The index web application is POSTed data containing a group of related items, i.e. for example a purchase containing several items.

curl -H"Content-Type:text/json" -XPOST -v http://localhost:8080/indexing/index -d '
{
   "channel":"de",
   "site":"amazon",
   "items":[
      {
         "id":"1",
         "type":"map"
      },
      {
         "id":"2",
         "type":"compass"
      },
      {
         "id":"3",
         "type":"torch"
      },
      {
         "id":"4",
         "type":"torch",
         "channel":"uk"
      }
   ]
}'

The indexing application returns a 202 accepted status code to the client that issued the indexing request.

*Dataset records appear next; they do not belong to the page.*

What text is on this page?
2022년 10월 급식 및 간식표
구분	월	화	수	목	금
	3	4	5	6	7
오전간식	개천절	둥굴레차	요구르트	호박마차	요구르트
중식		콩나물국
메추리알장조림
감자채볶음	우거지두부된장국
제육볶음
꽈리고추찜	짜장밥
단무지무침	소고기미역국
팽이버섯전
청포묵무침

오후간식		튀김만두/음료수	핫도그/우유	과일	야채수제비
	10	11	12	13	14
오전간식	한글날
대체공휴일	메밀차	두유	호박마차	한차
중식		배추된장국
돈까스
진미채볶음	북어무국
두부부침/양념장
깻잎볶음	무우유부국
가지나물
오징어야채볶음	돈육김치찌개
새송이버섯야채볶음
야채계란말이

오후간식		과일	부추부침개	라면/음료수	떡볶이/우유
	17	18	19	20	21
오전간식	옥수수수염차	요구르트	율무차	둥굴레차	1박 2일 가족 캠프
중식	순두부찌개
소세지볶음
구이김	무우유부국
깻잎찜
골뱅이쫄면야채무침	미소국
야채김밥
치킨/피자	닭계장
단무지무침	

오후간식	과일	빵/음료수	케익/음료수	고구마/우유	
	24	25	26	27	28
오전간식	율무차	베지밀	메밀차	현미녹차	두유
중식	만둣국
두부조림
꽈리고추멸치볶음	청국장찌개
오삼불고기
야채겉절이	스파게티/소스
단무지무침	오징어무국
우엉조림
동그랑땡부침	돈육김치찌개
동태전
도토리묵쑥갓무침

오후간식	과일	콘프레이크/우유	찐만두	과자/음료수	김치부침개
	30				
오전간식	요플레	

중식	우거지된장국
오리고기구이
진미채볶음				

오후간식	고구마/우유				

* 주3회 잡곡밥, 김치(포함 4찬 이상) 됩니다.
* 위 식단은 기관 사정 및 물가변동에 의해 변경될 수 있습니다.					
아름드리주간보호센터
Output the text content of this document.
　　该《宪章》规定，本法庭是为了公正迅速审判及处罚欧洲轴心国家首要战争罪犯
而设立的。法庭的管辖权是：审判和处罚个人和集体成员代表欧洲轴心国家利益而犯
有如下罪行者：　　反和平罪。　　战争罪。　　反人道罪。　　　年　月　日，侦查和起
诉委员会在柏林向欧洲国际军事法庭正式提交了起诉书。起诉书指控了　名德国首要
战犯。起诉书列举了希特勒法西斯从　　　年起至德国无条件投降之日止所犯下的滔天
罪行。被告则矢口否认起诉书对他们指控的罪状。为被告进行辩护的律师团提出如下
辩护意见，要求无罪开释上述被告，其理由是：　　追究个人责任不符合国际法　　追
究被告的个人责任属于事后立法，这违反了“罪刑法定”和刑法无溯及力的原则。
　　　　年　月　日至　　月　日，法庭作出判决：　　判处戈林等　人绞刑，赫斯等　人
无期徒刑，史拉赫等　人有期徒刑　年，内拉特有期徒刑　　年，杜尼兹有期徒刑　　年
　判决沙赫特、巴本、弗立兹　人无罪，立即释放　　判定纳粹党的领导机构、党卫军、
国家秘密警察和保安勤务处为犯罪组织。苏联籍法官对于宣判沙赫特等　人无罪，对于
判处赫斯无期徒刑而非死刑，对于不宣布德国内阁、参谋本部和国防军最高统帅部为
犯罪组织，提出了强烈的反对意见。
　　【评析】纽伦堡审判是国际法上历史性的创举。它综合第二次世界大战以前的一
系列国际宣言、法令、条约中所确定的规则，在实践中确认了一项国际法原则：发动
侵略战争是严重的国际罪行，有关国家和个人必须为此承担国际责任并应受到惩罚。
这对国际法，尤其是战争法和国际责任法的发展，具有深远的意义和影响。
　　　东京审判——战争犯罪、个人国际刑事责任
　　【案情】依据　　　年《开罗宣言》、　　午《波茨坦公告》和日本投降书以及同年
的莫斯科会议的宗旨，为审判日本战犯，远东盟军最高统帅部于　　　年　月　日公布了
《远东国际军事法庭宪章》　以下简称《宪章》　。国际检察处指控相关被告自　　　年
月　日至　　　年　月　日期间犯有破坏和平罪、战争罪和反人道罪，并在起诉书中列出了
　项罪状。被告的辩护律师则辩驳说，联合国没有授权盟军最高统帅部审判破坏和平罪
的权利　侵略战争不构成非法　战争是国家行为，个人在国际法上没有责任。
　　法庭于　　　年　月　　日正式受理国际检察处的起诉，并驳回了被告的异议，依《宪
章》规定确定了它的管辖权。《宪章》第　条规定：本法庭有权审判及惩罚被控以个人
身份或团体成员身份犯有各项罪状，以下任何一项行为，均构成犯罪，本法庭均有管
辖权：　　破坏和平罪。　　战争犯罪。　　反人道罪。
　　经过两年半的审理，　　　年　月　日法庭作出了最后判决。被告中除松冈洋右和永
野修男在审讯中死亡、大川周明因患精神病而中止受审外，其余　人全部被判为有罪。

This indicates to the client that the request has been accepted for processing and indexing. Please note that the returning of 202 doesn’t mean that the related items have been stored in Elasticsearch. It means that the item is current held within the disruptor ring buffer pending processing and storage. The indexing application can return the following status codes:

  • 400 : The indexing json contains no products, or is invalid jason
  • 503 : The ring buffer is full, and cannot accept any more items for processing.
  • 202 : Item is being processed

It is at this point the POSTed json data is assembled into several documents. For example, for the above request; 3 JSON documents will be assembled and submitted to elasticsearch for storage and indexing:

{
    "id": "1" ,
    "date": "2013-12-24T17:44:41.943Z",
    "related-with": [ "2","3","4"],
    "type": "map",
    "site": "amazon",
    "channel": "de"
}

{
    "id": "2" ,
    "date": "2013-12-24T17:44:41.943Z",
    "related-with": [ "1","3","4"],
    "type": "compass",
    "site": "amazon",
    "channel": "de"
}

{
    "id": "3" ,
    "date": "2013-12-24T17:44:41.943Z",
    "related-with": [ "1","2","4"],
    "type": "torch",
    "site": "amazon",
    "channel": "de"
}

{
    "id": "4" ,
    "date": "2013-12-24T17:44:41.943Z",
    "related-with": [ "1","2","3"],
    "type": "torch",
    "site": "amazon",
    "channel": "uk"
}

It is the json element “related-with”, that will be used during search, to provide faceting information. It is this faceting functionality provided by Elasticsearch that allows us to say:

  • For this id, what are the 5 top most frequently related-with ids.